Code.org Partners with 30 Public Schools bringing computer science to millions of American high school students
Code.org partners with 30 public schools as they run towards making computer science more accessible to high school students nation wide.
What does this new deal entail? Among the schools partnered include three of the top 10 largest in the country. This gives Code.org a reach to over 2 million students, essentially 5% of all U.S public school students. Two mentioned partners include schools in Denver, Colorado and Fort Lauderdale, Florida.
The accomplishment is a merit among many they have already achieved. They influenced education policy in eight states, its curriculum is taught in over 20,000 classrooms, and they have over 1 million students enrolled in their online courses. All this began with the companies inception one year ago as a non-profit.

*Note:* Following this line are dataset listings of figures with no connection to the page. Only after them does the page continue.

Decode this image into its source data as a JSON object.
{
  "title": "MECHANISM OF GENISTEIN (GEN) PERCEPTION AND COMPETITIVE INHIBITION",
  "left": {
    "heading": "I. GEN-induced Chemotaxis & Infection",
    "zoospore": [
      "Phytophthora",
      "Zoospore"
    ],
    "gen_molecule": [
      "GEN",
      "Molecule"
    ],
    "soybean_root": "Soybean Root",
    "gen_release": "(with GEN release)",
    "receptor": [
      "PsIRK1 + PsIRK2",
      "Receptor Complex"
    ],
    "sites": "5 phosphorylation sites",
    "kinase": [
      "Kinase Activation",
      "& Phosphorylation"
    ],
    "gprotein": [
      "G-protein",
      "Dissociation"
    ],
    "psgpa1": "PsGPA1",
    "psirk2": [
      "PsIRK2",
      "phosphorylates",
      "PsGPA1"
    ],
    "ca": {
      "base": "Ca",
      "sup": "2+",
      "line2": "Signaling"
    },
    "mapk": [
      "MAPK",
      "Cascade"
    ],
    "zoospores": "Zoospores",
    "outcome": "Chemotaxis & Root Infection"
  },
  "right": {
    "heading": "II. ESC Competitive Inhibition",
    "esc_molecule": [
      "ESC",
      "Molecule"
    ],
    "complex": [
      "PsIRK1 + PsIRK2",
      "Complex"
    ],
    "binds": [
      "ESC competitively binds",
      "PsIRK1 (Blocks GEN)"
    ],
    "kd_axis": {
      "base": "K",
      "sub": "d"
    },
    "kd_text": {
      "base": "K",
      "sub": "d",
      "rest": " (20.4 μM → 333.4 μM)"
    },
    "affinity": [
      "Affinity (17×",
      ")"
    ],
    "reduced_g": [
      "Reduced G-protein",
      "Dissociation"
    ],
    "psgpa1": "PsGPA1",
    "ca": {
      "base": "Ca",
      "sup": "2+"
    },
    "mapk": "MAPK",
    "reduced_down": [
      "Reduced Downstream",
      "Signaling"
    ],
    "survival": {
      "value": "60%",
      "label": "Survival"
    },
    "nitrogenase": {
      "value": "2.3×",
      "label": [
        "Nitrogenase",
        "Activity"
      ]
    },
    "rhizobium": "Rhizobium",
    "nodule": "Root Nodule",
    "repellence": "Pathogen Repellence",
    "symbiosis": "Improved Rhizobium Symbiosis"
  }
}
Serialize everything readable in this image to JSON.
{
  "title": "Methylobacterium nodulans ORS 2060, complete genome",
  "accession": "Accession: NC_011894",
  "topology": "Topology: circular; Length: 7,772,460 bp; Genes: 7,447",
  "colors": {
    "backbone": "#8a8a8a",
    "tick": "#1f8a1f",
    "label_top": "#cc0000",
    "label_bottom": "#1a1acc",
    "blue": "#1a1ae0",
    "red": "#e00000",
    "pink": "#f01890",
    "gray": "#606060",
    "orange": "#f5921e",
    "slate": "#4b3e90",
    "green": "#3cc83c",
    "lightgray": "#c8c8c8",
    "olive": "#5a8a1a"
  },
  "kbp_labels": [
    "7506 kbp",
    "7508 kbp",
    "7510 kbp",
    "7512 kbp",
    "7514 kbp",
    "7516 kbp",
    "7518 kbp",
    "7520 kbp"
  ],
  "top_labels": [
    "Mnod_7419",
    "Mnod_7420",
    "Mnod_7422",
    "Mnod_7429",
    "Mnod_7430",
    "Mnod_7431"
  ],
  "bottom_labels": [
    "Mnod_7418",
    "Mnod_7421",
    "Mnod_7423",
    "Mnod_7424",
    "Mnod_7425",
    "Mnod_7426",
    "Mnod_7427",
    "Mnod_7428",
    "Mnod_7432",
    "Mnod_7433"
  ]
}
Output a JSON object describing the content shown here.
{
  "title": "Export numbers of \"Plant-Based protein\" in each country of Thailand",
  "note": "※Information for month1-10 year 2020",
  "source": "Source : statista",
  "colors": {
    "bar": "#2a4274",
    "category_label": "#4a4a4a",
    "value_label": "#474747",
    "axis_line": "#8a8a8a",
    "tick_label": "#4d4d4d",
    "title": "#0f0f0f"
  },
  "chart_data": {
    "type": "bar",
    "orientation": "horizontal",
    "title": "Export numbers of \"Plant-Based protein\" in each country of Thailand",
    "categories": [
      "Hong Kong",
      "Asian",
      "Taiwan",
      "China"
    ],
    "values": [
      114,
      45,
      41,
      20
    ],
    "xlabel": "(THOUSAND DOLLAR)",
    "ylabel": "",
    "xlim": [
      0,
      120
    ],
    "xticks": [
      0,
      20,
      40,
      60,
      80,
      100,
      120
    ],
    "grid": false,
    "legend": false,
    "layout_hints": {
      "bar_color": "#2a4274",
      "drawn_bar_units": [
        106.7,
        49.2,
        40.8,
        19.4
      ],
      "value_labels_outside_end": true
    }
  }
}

Who are the people behind the big push and what the over-arching goals? The company was founded by brothers and silicon valley vets Hadi Partovi and Ali Partovi together with angel investors. They created an online portal where students enroll in computer science lessons as well as assist public schools to offer free training for teachers for the organizations curriculum.
The company works towards the recognition of offering computer science as acore subject among state governments and school districts. They were behind the campaign "Hour of Code" in December. The company hopes to counter the 2001 dot-cm bust that gave everyone an excuse to save money by cutting computer science programs.
"The number one thing that decides whether a student majors in computer science [in college] is whether they are exposed to it in high school," Partovi said.
Partovi pointed out that there is a huge gap between the number of available software jobs and the number of available candidate because "there are not enough people teaching [computer science]."
"We went out of our way to find partnerships outside of the Bay Area because we didn't want people to think that this is something to fill jobs at Facebook and Google," he added.
Newly partnered Robert Runcie, the superintendent of Broward County Public School, released a official statement stating "We are delighted to bring computer science to our classrooms through our partnership with Code.org." He continued, "This is a transformative moment for public education, where we must develop the ability of our students to learn new things and apply their understanding to solve real-world problems. Computer science brings all of this together for us."
Partovi addresses the appeal of his goal for teaching computer science but gives the big picture how their company is positioned in the world of technology, "Everybody should learn the basics of how stuff works. It's more about understanding how technology works" than learning how to code, he said.